I can kinda see why Nintendo was frustrated after the GameCube, they had made great hardware and fixed just about every problem from the N64 and even landed massive exclusive deals like Resident Evil, one upped the PS2 in hardware and basically got no credit for any of that effort. 

Last edited by Soundwave - on 24 January 2026

There were actually a couple of Wii U games that streamed data from internal storage even when running from disc: Xenoblade Chronicles X and Breath of the Wild.
It was rare, but it could be done.
Soundwave said:

I can kinda see why Nintendo was frustrated after the GameCube, they had made great hardware and fixed just about every problem from the N64 and even landed massive exclusive deals like Resident Evil, one upped the PS2 in hardware and basically got no credit for any of that effort. 

They did a great job on hardware with the Gamecube, but where they fucked up was making their console look like a toy (I like the look of it myself, but it clearly wasn't what people were looking for at the time) and messing up a lot of their franchises with weird experimental shit like Wind Waker, Double Dash, Mario Sunshine, DK Jungle Beat, Starfox Adventures, etc instead of just doing proper sequels to their N64 games.

DVD capability would have helped too, but as with the N64 their fear of piracy bit them in the arse.



curl-6 said:
There were actually a couple of Wii U games that streamed data from internal storage even when running from disc: Xenoblade Chronicles X and Breath of the Wild.
It was rare, but it could be done.
Soundwave said:

I can kinda see why Nintendo was frustrated after the GameCube, they had made great hardware and fixed just about every problem from the N64 and even landed massive exclusive deals like Resident Evil, one upped the PS2 in hardware and basically got no credit for any of that effort. 

They did a great job on hardware with the Gamecube, but where they fucked up was making their console look like a toy (I like the look of it myself, but it clearly wasn't what people were looking for at the time) and messing up a lot of their franchises with weird experimental shit like Wind Waker, Double Dash, Mario Sunshine, DK Jungle Beat, Starfox Adventures, etc instead of just doing proper sequels to their N64 games.

DVD capability would have helped too, but as with the N64 their fear of piracy bit them in the arse.

I think one of the things that doesn't really get talked about enough was that losing James Bond exclusivity was a massive, massive blow. 

GoldenEye 007 was bigger for the N64 than people realize, if that game didn't save Nintendo's 1997 holiday season the system's sales may have fallen apart before Zelda: OoT was ready (that was still a year+ away in fall 1998).
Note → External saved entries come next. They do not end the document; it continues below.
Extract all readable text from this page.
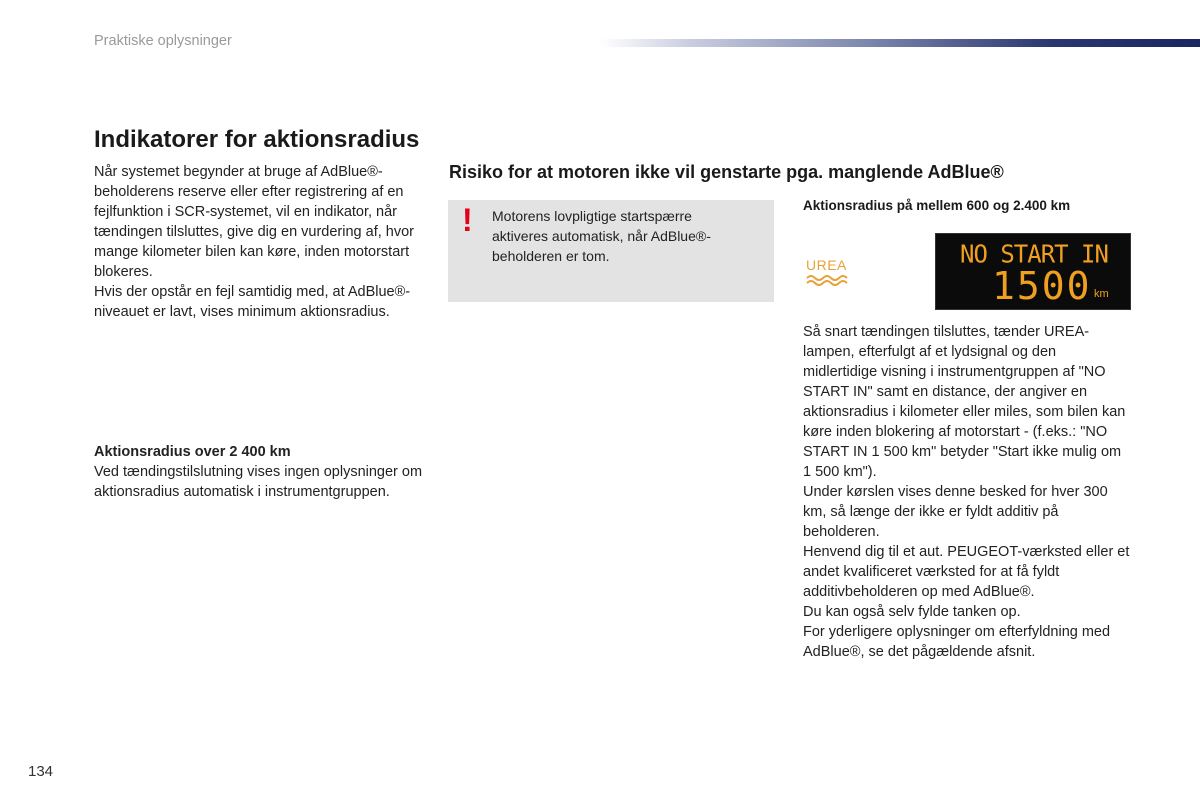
Praktiske oplysninger
Indikatorer for aktionsradius

Når systemet begynder at bruge af AdBlue®-beholderens reserve eller efter registrering af en fejlfunktion i SCR-systemet, vil en indikator, når tændingen tilsluttes, give dig en vurdering af, hvor mange kilometer bilen kan køre, inden motorstart blokeres.

Hvis der opstår en fejl samtidig med, at AdBlue®-niveauet er lavt, vises minimum aktionsradius.

Aktionsradius over 2 400 km

Ved tændingstilslutning vises ingen oplysninger om aktionsradius automatisk i instrumentgruppen.

Risiko for at motoren ikke vil genstarte pga. manglende AdBlue®
! Motorens lovpligtige startspærre aktiveres automatisk, når AdBlue®-beholderen er tom.
Aktionsradius på mellem 600 og 2.400 km
UREA	NO START IN
1500 km

Så snart tændingen tilsluttes, tænder UREA-lampen, efterfulgt af et lydsignal og den midlertidige visning i instrumentgruppen af "NO START IN" samt en distance, der angiver en aktionsradius i kilometer eller miles, som bilen kan køre inden blokering af motorstart - (f.eks.: "NO START IN 1 500 km" betyder "Start ikke mulig om 1 500 km").

Under kørslen vises denne besked for hver 300 km, så længe der ikke er fyldt additiv på beholderen.

Henvend dig til et aut. PEUGEOT-værksted eller et andet kvalificeret værksted for at få fyldt additivbeholderen op med AdBlue®.

Du kan også selv fylde tanken op.

For yderligere oplysninger om efterfyldning med AdBlue®, se det pågældende afsnit.

134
GoldenEye saved their ass and carried the system hard for that interim period between Mario 64 and Zelda OoT. 

GoldenEye 007 made the console a must have item on college campuses all over the US.

They really, really needed to have kept Bond exclusivity at least for another generation. Losing him was a massive blow and while Metroid Prime was a great game it had nowhere near the same market appeal. 

Then throw in on top of that they cartoonized Zelda and cut it's appeal due to that and Mario Sunshine wasn't really the groundbreaking Mario 64-2 a lot of people were expecting and things got murky. 

In hindsight they should have just paid up for the Bond license, GoldenEye made Nintendo cool and they couldn't afford to lose that nor can you just whip up a replacement character for Bond, obviously movie studios have been trying to do that for like 50 years.